Here’s Why the American Consumer Is Less Engaged
Cheaper borrowing costs, increased household wealth backed by rising home prices and stock market returns, and an improving job market have done much to sustain demand for big-ticket purchases like motor vehicles.
But retail sales figures released by the Department of Commerce on Monday showed consumer spending, which accounts for approximately 70 percent of the United States economy, may take some time to accelerate as Americans remain frugal to rebuild savings. While U.S. consumers spent more on gasoline and cars in June, they had little appetite for other goods, a problem because consumer spending has been the foundation for the economic recovery thus far.
Retail sales rose far less than expected, increasing 0.4 percent last month to a seasonally adjusted $422.79 billion. Economists expected a 0.8 percent jump to follow May’s 0.6 percent increase.
“The consumer was less engaged in the second quarter,” Ameriprise Financial senior economist Russell Price told Bloomberg. “The numbers are disappointing in comparison to expectations but the overall picture is still encouraging” given job growth and improved household balance sheets, he said.

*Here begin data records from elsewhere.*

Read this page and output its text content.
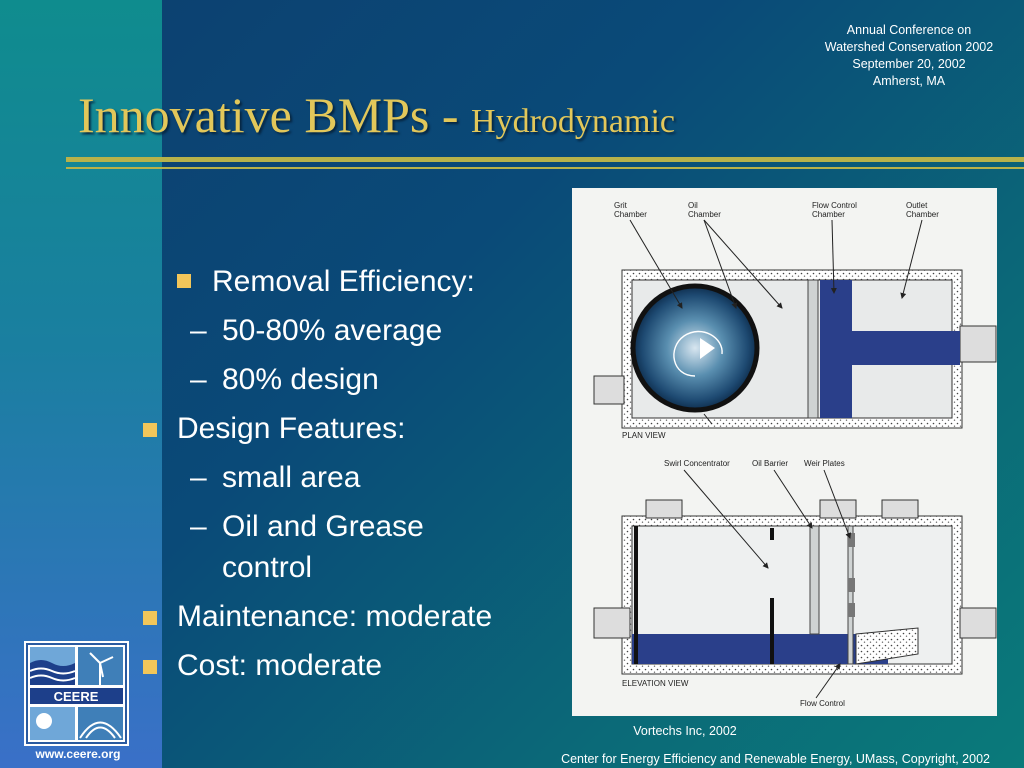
Annual Conference on
Watershed Conservation 2002
September 20, 2002
Amherst, MA
Innovative BMPs - Hydrodynamic
Removal Efficiency:
– 50-80% average
– 80% design
Design Features:
– small area
– Oil and Grease
control
Maintenance: moderate
Cost: moderate
Grit
Chamber
Oil
Chamber
Flow Control
Chamber
Outlet
Chamber
PLAN VIEW
Swirl Concentrator	Oil Barrier Weir Plates
ELEVATION VIEW
Flow Control
Vortechs Inc, 2002
Center for Energy Efficiency and Renewable Energy, UMass, Copyright, 2002
CEERE
www.ceere.org
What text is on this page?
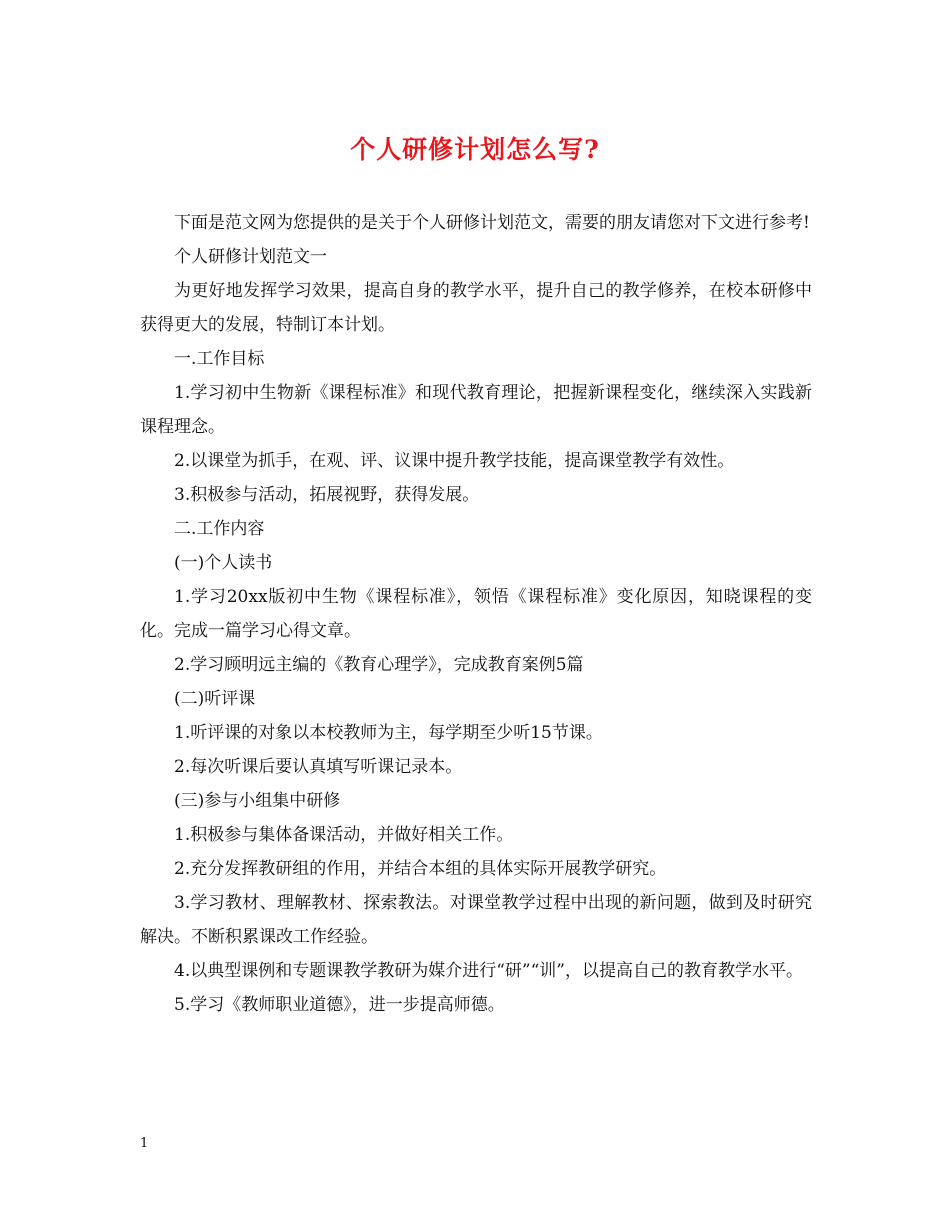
个人研修计划怎么写?

下面是范文网为您提供的是关于个人研修计划范文，需要的朋友请您对下文进行参考!

个人研修计划范文一

为更好地发挥学习效果，提高自身的教学水平，提升自己的教学修养，在校本研修中获得更大的发展，特制订本计划。

一.工作目标

1.学习初中生物新《课程标准》和现代教育理论，把握新课程变化，继续深入实践新课程理念。

2.以课堂为抓手，在观、评、议课中提升教学技能，提高课堂教学有效性。

3.积极参与活动，拓展视野，获得发展。

二.工作内容

(一)个人读书

1.学习20xx版初中生物《课程标准》，领悟《课程标准》变化原因，知晓课程的变化。完成一篇学习心得文章。

2.学习顾明远主编的《教育心理学》，完成教育案例5篇

(二)听评课

1.听评课的对象以本校教师为主，每学期至少听15节课。

2.每次听课后要认真填写听课记录本。

(三)参与小组集中研修

1.积极参与集体备课活动，并做好相关工作。

2.充分发挥教研组的作用，并结合本组的具体实际开展教学研究。

3.学习教材、理解教材、探索教法。对课堂教学过程中出现的新问题，做到及时研究解决。不断积累课改工作经验。

4.以典型课例和专题课教学教研为媒介进行“研”“训”，以提高自己的教育教学水平。

5.学习《教师职业道德》，进一步提高师德。

1
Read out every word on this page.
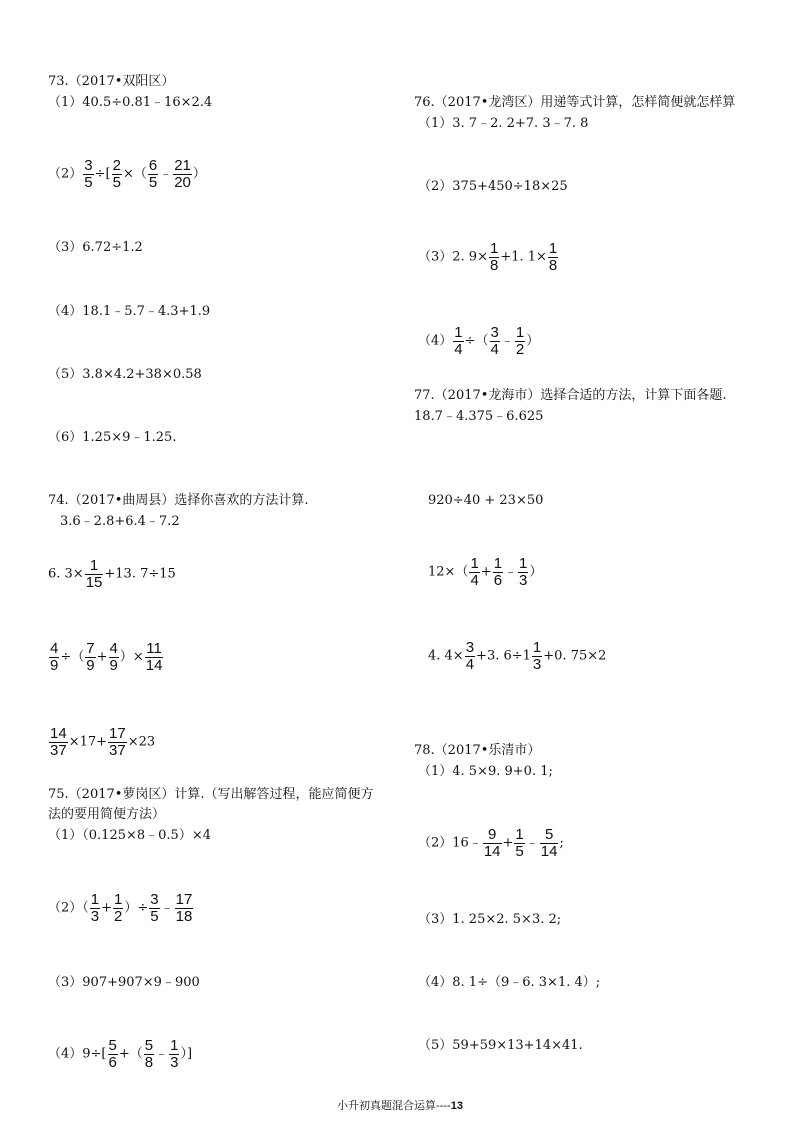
73.（2017•双阳区）
（1）40.5÷0.81﹣16×2.4
$(2) \frac{3}{5}$ ÷[ $\frac{2}{5}$ ×（ $\frac{6}{5}$ ﹣ $\frac{21}{20}$ ）
（3）6.72÷1.2
（4）18.1﹣5.7﹣4.3+1.9
（5）3.8×4.2+38×0.58
（6）1.25×9﹣1.25.
74.（2017•曲周县）选择你喜欢的方法计算.
3.6﹣2.8+6.4﹣7.2
6. $3\times \frac{1}{15} +13$. 7÷15
$\frac{4}{9}$ ÷（ $\frac{7}{9} + \frac{4}{9}$ ）× $\frac{11}{14}$
$\frac{14}{37} \times 17+ \frac{17}{37} \times 23$
75.（2017•萝岗区）计算.（写出解答过程，能应简便方
法的要用简便方法）
（1）（0.125×8﹣0.5）×4
$(2)( \frac{1}{3} + \frac{1}{2}$ ）÷ $\frac{3}{5}$ ﹣ $\frac{17}{18}$
（3）907+907×9﹣900
$(4)9\div[ \frac{5}{6}$ +（ $\frac{5}{8}$ ﹣ $\frac{1}{3}$ ）]
76.（2017•龙湾区）用递等式计算，怎样简便就怎样算
（1）3. 7﹣2. 2+7. 3﹣7. 8
（2）375+450÷18×25
（3）2. $9\times \frac{1}{8} +1$. $1\times \frac{1}{8}$
$(4) \frac{1}{4}$ ÷（ $\frac{3}{4}$ ﹣ $\frac{1}{2}$ ）
77.（2017•龙海市）选择合适的方法，计算下面各题.
18.7﹣4.375﹣6.625
920÷40 + 23×50
$12\times( \frac{1}{4} + \frac{1}{6}$ ﹣ $\frac{1}{3}$ ）
4. $4\times \frac{3}{4} +3$. $6\div 1 \frac{1}{3} +0$. 75×2
78.（2017•乐清市）
（1）4. 5×9. 9+0. 1;
（2）16﹣ $\frac{9}{14} + \frac{1}{5}$ ﹣ $\frac{5}{14}$ ;
（3）1. 25×2. 5×3. 2;
（4）8. 1÷（9﹣6. 3×1. 4）;
（5）59+59×13+14×41.
小升初真题混合运算----13
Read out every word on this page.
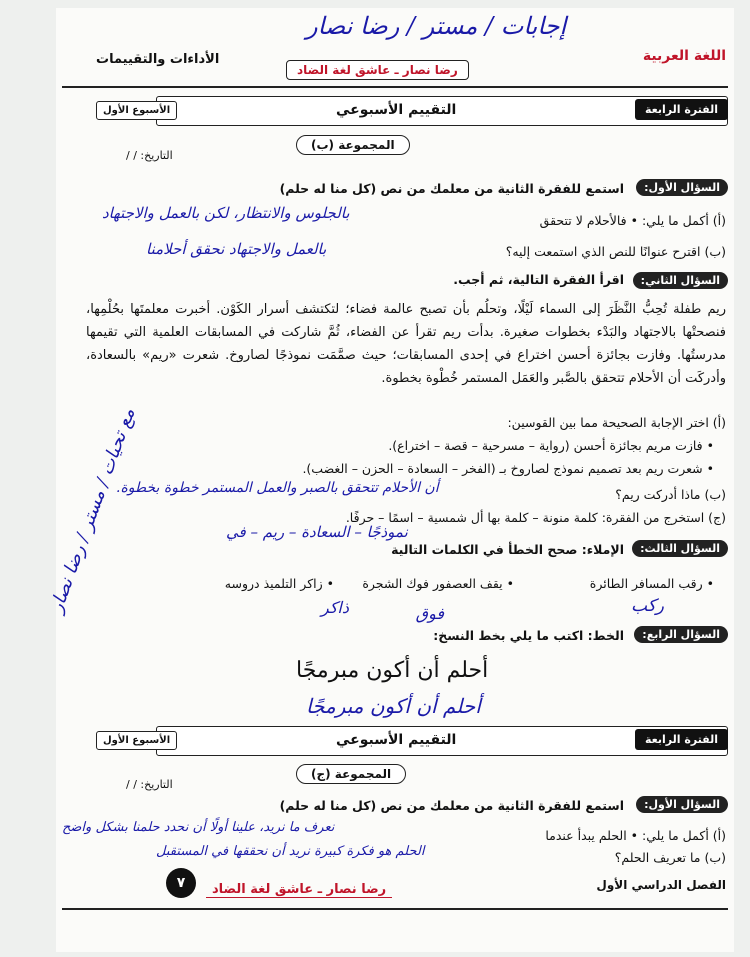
إجابات / مستر / رضا نصار
اللغة العربية
الأداءات والتقييمات
رضا نصار ـ عاشق لغة الضاد
الفترة الرابعة
التقييم الأسبوعي
الأسبوع الأول
المجموعة (ب)
التاريخ: / /
السؤال الأول:
استمع للفقرة الثانية من معلمك من نص (كل منا له حلم)
(أ) أكمل ما يلي: • فالأحلام لا تتحقق
بالجلوس والانتظار، لكن بالعمل والاجتهاد
(ب) اقترح عنوانًا للنص الذي استمعت إليه؟
بالعمل والاجتهاد نحقق أحلامنا
السؤال الثاني:
اقرأ الفقرة التالية، ثم أجب.
ريم طفلة تُحِبُّ النَّظَرَ إلى السماء لَيْلًا، وتحلُم بأن تصبح عالمة فضاء؛ لتكتشف أسرار الكَوْن. أخبرت معلمتَها بحُلْمِها، فنصحتْها بالاجتهاد والبَدْء بخطوات صغيرة. بدأت ريم تقرأ عن الفضاء، ثُمَّ شاركت في المسابقات العلمية التي تقيمها مدرستُها. وفازت بجائزة أحسن اختراع في إحدى المسابقات؛ حيث صمَّمَت نموذجًا لصاروخ. شعرت «ريم» بالسعادة، وأدركَت أن الأحلام تتحقق بالصَّبر والعَمَل المستمر خُطْوة بخطوة.
(أ) اختر الإجابة الصحيحة مما بين القوسين:
• فازت مريم بجائزة أحسن (رواية – مسرحية – قصة – اختراع).
• شعرت ريم بعد تصميم نموذج لصاروخ بـ (الفخر – السعادة – الحزن – الغضب).
(ب) ماذا أدركت ريم؟
أن الأحلام تتحقق بالصبر والعمل المستمر خطوة بخطوة.
(ج) استخرج من الفقرة: كلمة منونة – كلمة بها أل شمسية – اسمًا – حرفًا.
نموذجًا – السعادة – ريم – في
السؤال الثالث:
الإملاء: صحح الخطأ في الكلمات التالية
• رقب المسافر الطائرة
• يقف العصفور فوك الشجرة
• زاكر التلميذ دروسه
ركب
فوق
ذاكر
السؤال الرابع:
الخط: اكتب ما يلي بخط النسخ:
أحلم أن أكون مبرمجًا
أحلم أن أكون مبرمجًا
مع تحيات / مستر / رضا نصار
الفترة الرابعة
التقييم الأسبوعي
الأسبوع الأول
المجموعة (ج)
التاريخ: / /
السؤال الأول:
استمع للفقرة الثانية من معلمك من نص (كل منا له حلم)
(أ) أكمل ما يلي: • الحلم يبدأ عندما
نعرف ما نريد، علينا أولًا أن نحدد حلمنا بشكل واضح
(ب) ما تعريف الحلم؟
الحلم هو فكرة كبيرة نريد أن نحققها في المستقبل
٧	رضا نصار ـ عاشق لغة الضاد	الفصل الدراسي الأول
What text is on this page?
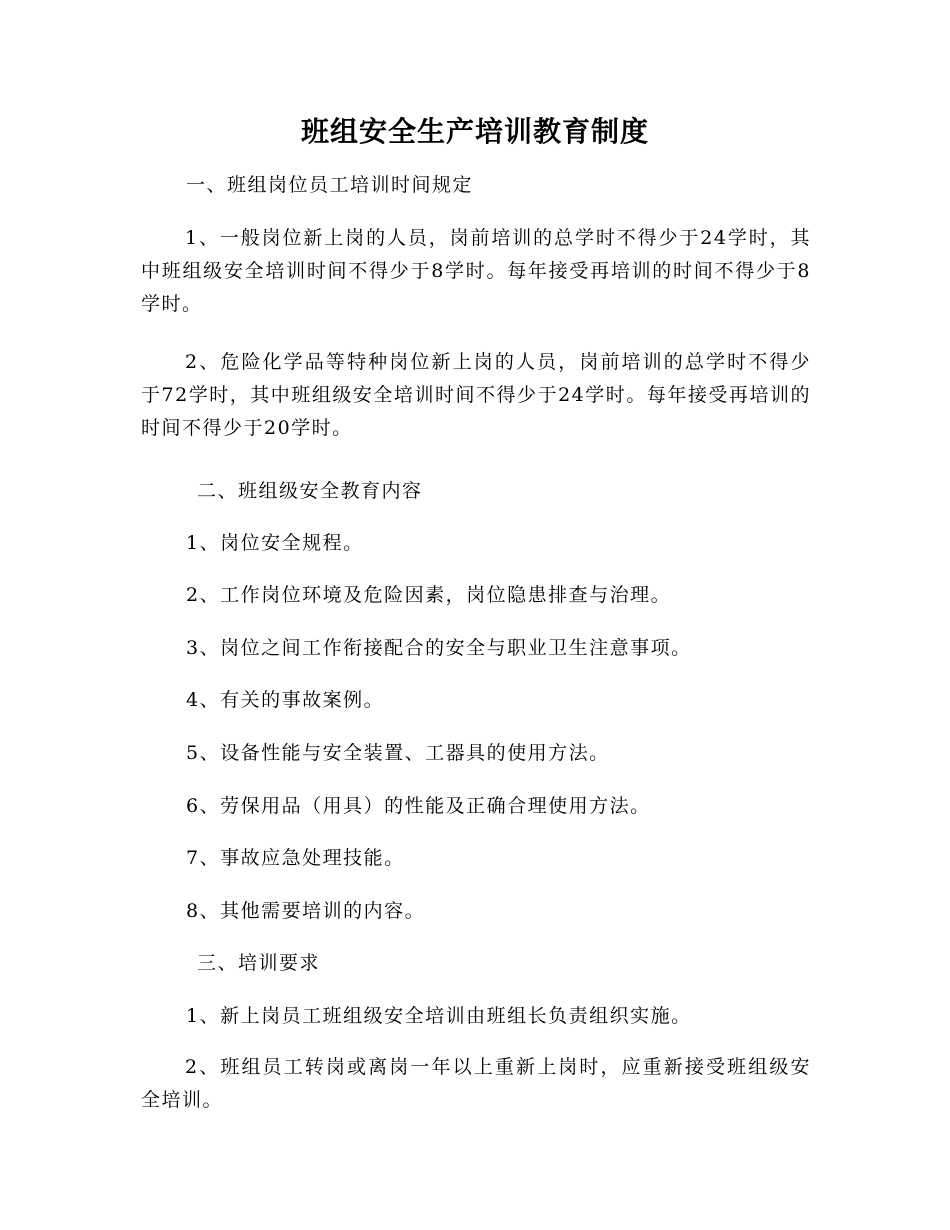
班组安全生产培训教育制度
一、班组岗位员工培训时间规定
1、一般岗位新上岗的人员，岗前培训的总学时不得少于24学时，其中班组级安全培训时间不得少于8学时。每年接受再培训的时间不得少于8学时。
2、危险化学品等特种岗位新上岗的人员，岗前培训的总学时不得少于72学时，其中班组级安全培训时间不得少于24学时。每年接受再培训的时间不得少于20学时。
二、班组级安全教育内容
1、岗位安全规程。
2、工作岗位环境及危险因素，岗位隐患排查与治理。
3、岗位之间工作衔接配合的安全与职业卫生注意事项。
4、有关的事故案例。
5、设备性能与安全装置、工器具的使用方法。
6、劳保用品（用具）的性能及正确合理使用方法。
7、事故应急处理技能。
8、其他需要培训的内容。
三、培训要求
1、新上岗员工班组级安全培训由班组长负责组织实施。
2、班组员工转岗或离岗一年以上重新上岗时，应重新接受班组级安全培训。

Still, economists surveyed by Bloomberg earlier in July believe household spending will pick up, and the economy is expected to expand at a 2.3 percent annualized pace in the third quarter after slowing to a projected 1.6 percent rate in the April through June period.
As evidence that Americans are keeping purchases constrained to their immediate needs, receipts at restaurants and bars dropped 1.2 percent in June, the biggest decline since February 2008. In addition, sales fell 2.2 percent at building materials outlets, the most since May 2012, while department store sales decreased 1 percent. However, eight of the 13 major sectors tracked by the Commerce Department showed increases last month, led by a 1.5 percent gain in automobile sales.
Automobile sales are rising as Americans replace older vehicles; cars and light vehicles sold at a 15.89 million annual rate in June, the fastest pace since November 2007, according to data from Ward’s Automotive Group. Low borrowing costs and increasing consumer wealth helped make these purchases possible and should continue to support spending in the near future.
Excluding automobiles and gasoline — which rose as high as $3.63 in early June, pushing service-station sales up 0.7 percent for the month — retail sales actually fell 0.1 percent. Purchases excluding cars, gasoline, and building materials, which render the figures used to calculate gross domestic product, rose just 0.1 percent in June after rising 0.2 percent in May.
For primarily wealthier Americans, household wealth has been boosted by a rally in the stock market and increasing property values. The rise in home prices in the 12 months through April was the greatest increase in seven years, according to the Standard & Poor’s/Case-Shiller index of property values, while the S&P’s 50 Index hit a record high last week.
“Economic indicators continue to improve,” Ford’s senior U.S. economist Jenny Lin said on a July 2 sales call, according to Bloomberg. The “consumer spending growth pace is slowly picking up.”